Les limites et avantages du télétravail selon le degré d’implication des salariés
Les avantages du télétravail peuvent être nombreux, en voici quelques-uns :
- Gains de temps car suppression du temps de trajets domicile-travail.
- Davantage de temps pour effectuer les tâches domestiques.
- Un meilleur équilibre vie privée/vie professionnelle.
- Une productivité et une concentration plus importante car moins d’interruption au cours du travail.
- Le sentiment que l’entreprise nous fait confiance, etc.
Néanmoins, ces avantages n’existent pas pour les salariés surinvestis au travail, puisque :
- Les difficultés de déconnexion peuvent se renforcer en télétravail, plus particulièrement si le collaborateur vit seul (car absence ou moindre pression familiale pour prendre des pauses et stopper l’activité le soir).
- La déconnexion psychique est également rendue plus difficile, notamment lorsque l’activité est réalisée dans un espace de vie important et non dans une pièce dédiée au travail.
- La réduction du temps de trajet peu devenir un prétexte pour travailler encore plus.
- L’individu surinvesti pourrait être d’autant plus sujet à la rumination mentale en télétravail (lorsque l’on pense à la même chose en boucle sans arriver à penser à autre chose). D’autant plus si celui-ci reste connecté aux réseaux sociaux professionnels le soir.
- Une charge de travail excessive passerait d’autant plus inaperçu en télétravail qu’au bureau, le manager ne saura pas forcément si le salarié a commencé très tôt, s’il a fait une pause le midi ou encore finit très tard.
En résumé, il y a une forte probabilité qu’un collaborateur surinvesti n’informe pas son manager d’une surcharge de travail et qu’il profite du télétravail pour rallonger considérablement ses journées de travail.
Une des principales limites du télétravail qui peut exister quel que soit le degré d’investissement est le sentiment d’isolement que certains salariés peuvent ressentir.

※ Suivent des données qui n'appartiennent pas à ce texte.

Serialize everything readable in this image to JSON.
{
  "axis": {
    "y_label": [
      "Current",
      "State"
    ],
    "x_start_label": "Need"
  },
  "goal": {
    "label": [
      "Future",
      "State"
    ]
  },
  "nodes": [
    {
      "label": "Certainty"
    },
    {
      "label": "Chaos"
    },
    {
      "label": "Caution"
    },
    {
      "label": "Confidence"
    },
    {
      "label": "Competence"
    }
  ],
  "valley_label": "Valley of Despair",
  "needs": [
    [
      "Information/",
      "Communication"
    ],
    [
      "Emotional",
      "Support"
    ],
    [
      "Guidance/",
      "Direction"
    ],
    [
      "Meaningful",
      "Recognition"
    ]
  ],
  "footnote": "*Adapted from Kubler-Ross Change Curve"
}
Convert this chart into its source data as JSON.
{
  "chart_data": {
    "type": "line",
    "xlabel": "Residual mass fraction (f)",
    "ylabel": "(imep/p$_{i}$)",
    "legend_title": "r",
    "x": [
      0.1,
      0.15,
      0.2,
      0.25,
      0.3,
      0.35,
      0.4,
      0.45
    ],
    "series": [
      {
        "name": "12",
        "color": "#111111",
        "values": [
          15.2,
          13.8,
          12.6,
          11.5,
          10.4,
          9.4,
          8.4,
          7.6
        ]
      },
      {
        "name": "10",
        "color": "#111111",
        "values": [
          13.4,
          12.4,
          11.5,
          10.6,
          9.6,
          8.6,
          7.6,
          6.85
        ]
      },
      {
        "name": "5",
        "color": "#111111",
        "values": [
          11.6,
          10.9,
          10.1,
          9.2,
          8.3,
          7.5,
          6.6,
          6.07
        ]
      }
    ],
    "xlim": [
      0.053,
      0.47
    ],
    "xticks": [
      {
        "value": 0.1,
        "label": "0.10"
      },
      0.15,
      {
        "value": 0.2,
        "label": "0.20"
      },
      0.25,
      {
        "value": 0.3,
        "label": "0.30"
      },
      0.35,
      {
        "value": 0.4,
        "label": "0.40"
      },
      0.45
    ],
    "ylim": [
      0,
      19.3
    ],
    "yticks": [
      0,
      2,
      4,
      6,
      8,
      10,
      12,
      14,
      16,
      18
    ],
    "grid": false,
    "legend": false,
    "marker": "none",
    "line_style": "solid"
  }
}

L’identification des salariés surinvestis peut-être difficile, c’est pourquoi dans ce contexte il parait important que les managers veillent en particulier à :
- Échanger avec les collaborateurs sur le vécu du télétravail le plus rapidement possible, en visioconférence ou par téléphone afin de faciliter le dialogue.
- L’adéquation entre la charge de travail et les horaires du salarié.
- Poser des règles de déconnexion collective (éviter d’envoyer des messages, des mails etc. après une certaine heure par exemple.)
- S’assurer que les attentes soient en adéquation avec les moyens à domicile : la connexion internet et le matériel professionnel peuvent être moins bons au domicile qu’au bureau par exemple.
Sources :
Laurie Kirouac, L’Individu face au travail-sans-fin. Sociologie de l’épuisement professionnel, Québec, Presses de l’université Laval, 2015, 235 p.
Claudie Rey et Françoise Sitnikoff, « Télétravail à domicile et nouveaux rapports au travail », Revue Interventions économiques [En ligne], 34 | 2006, mis en ligne le 01 juillet 2006, consulté le 17 mars 2020.